Current rating: 4 out of 5

Contributing factors: Taut, procedure driven script, great performances by the leads.

Performance to savor: Asbaek and Malling especially.  Some good Danish movies this year.

CHUD.com Pull Quote: Captain who? 

Vital Links: CHUD Review

#2

Top 15 - BBWDavid on Big Bad Wolves

An offbeat Israeli thriller from directors Aharon Keshales and Navot Papushalos that Tarantino gave his personal Oscar for 2013.  It centers on the investigation of a series of brutal murders of young girls and the two men, renegade detective, Miki (Lior Ashkenazi) and father of the latest victim, Gidi (Tzahi Grad), determined to torture the teacher accused of the murders, Dror (Rotem Keinan) for some key info.  Some gallows humor and situations that border on the Coen-esque accompany scenes punctuated by grotesque torture, as the entire proceeding turns into either a force of wills or the horrible persecution of an innocent man.  Grad’s dry-as-a-martini humor highlights superb performances from the three leads, as this film argues the efficacy of torture and also deals some side business on race relations in Israel.
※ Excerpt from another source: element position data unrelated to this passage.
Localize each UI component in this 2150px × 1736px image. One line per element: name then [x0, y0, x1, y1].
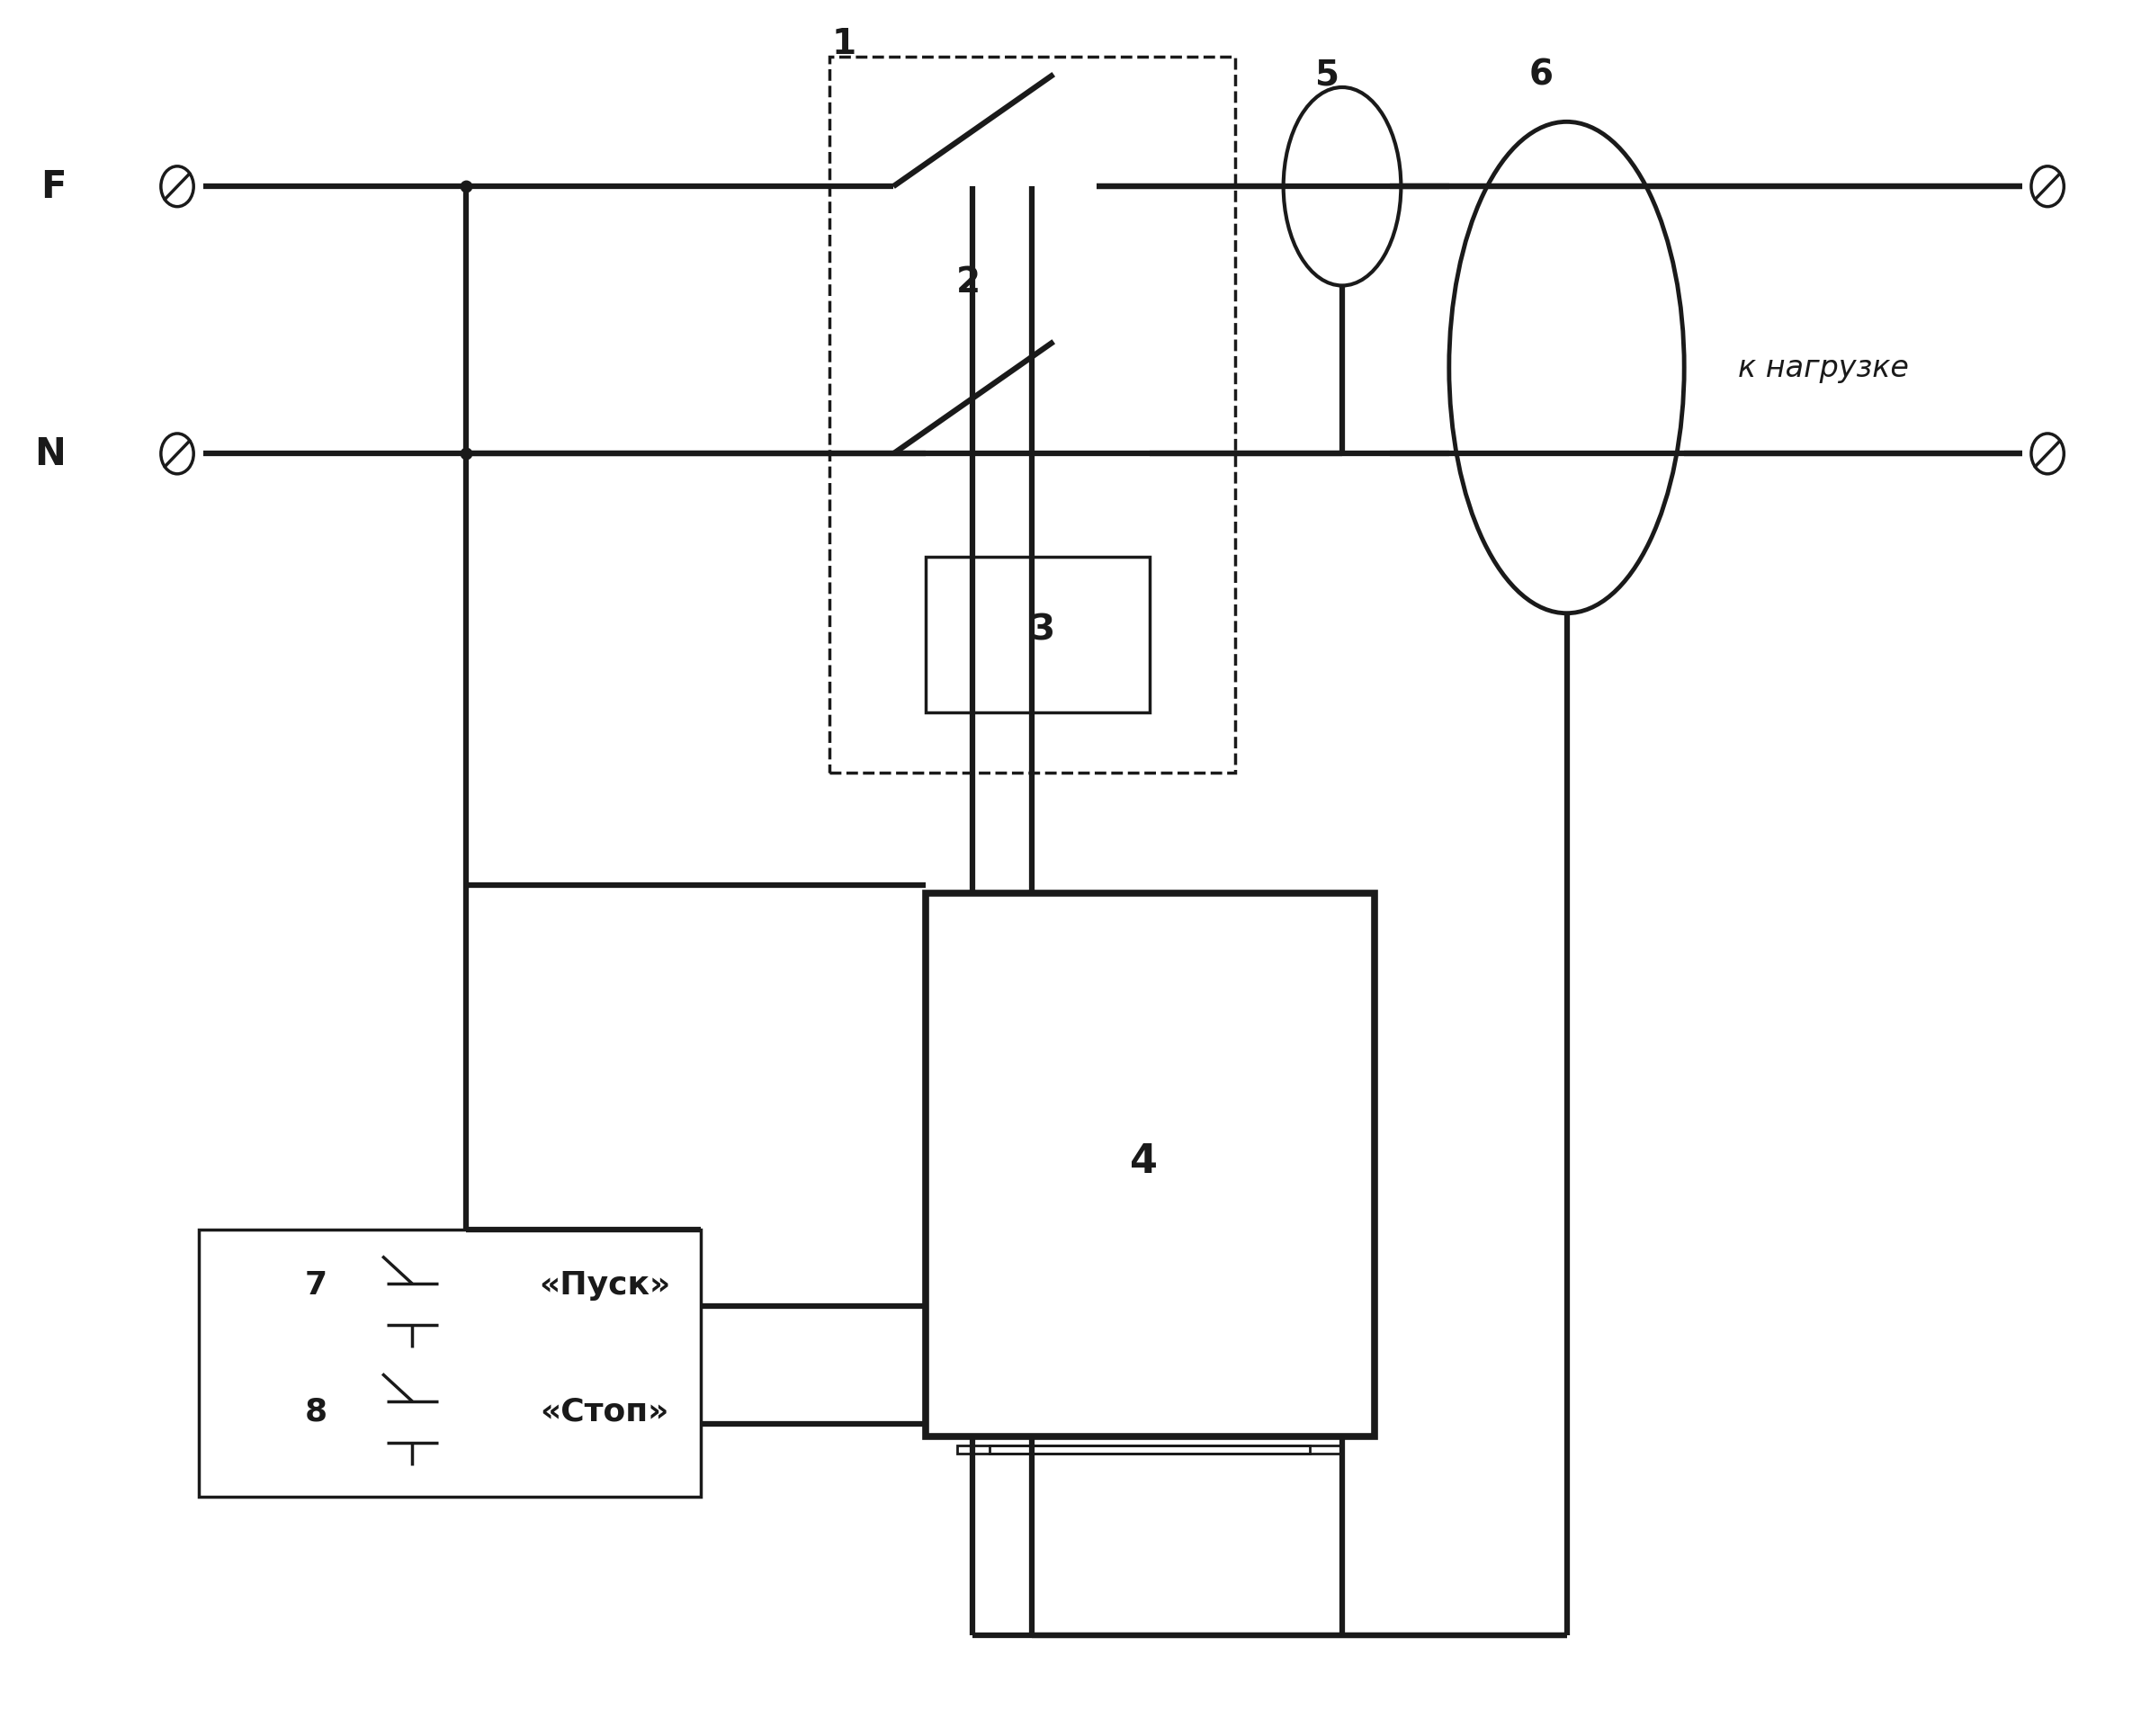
Text: 3: 3	[1030, 613, 1056, 648]
Text: 7: 7	[305, 1269, 327, 1300]
Text: F: F	[41, 168, 67, 207]
Bar	[957, 1446, 1342, 1455]
Bar	[924, 557, 1150, 713]
Text: 2: 2	[957, 266, 980, 299]
Bar	[989, 1446, 1309, 1455]
Bar	[924, 894, 1374, 1437]
Bar	[198, 1229, 701, 1496]
Text: «Стоп»: «Стоп»	[540, 1396, 669, 1427]
Text: 5: 5	[1316, 57, 1339, 92]
Bar	[830, 57, 1236, 773]
Text: 6: 6	[1529, 57, 1552, 92]
Text: N: N	[34, 436, 67, 474]
Text: 8: 8	[305, 1396, 327, 1427]
Text: «Пуск»: «Пуск»	[540, 1269, 671, 1300]
Text: 1: 1	[832, 28, 856, 61]
Text: 4: 4	[1129, 1142, 1157, 1180]
Text: к нагрузке: к нагрузке	[1737, 354, 1909, 384]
Current rating: 3.5 out of 5

Contributing factors: Mix of appeal: morbid humor, squirm inducing violence, social commentray, some surprises.

Performance to savor: Grad, Ashkenazi, Keinan

CHUD.com Pull Quote: Lot’s more fun than waterboarding!

Vital Links: CHUD Review (pending in January)

#1

Top 15 - MNDavid on Mr. Nobody

The trippiest sci-fi mindbend this side of Inception, hitting on notions of destiny, alternate lives, predestination, the nature of reality, quantum mechanics, chaos theory, existence, free will, pigeon superstition, butterfly effect and all that existential shit.  Jared Leto is a bunch of the same guy, and not, and maybe, but maybe not.  He’s old, he’s young, he’s thirtysomething. He’s a figment of his own imagination warning himself that he might not be real because he hasn’t yet made a decision as to the fact.  He’s married to Sarah Polley, who died before she had their kids, that he never had because he was married in a loveless marriage to Lin Danh Pham, that he took home from the dance the time that he didn’t wreck on his motorcycle and get paralyzed.  Then of course, there’s Diane Kruger, the one true love that he never saw again that he found in New York married with children that don’t exist.  And the whole thing is predicated on an old man in the future who, as a kid, should have gone with his mother on the train that he ran after he stayed with his father that he never saw again as the train rolled away with his mother and him.  Then there’s the waking up in plaid…  Like I said trippy.  But beautifully shot and although confounding more than a couple times, very nicely strung together by director Jaco Van Dormael.

Current rating: 4.5 out of 10

Contributing factors: I said it’s probably a hell of a film to get stoned to.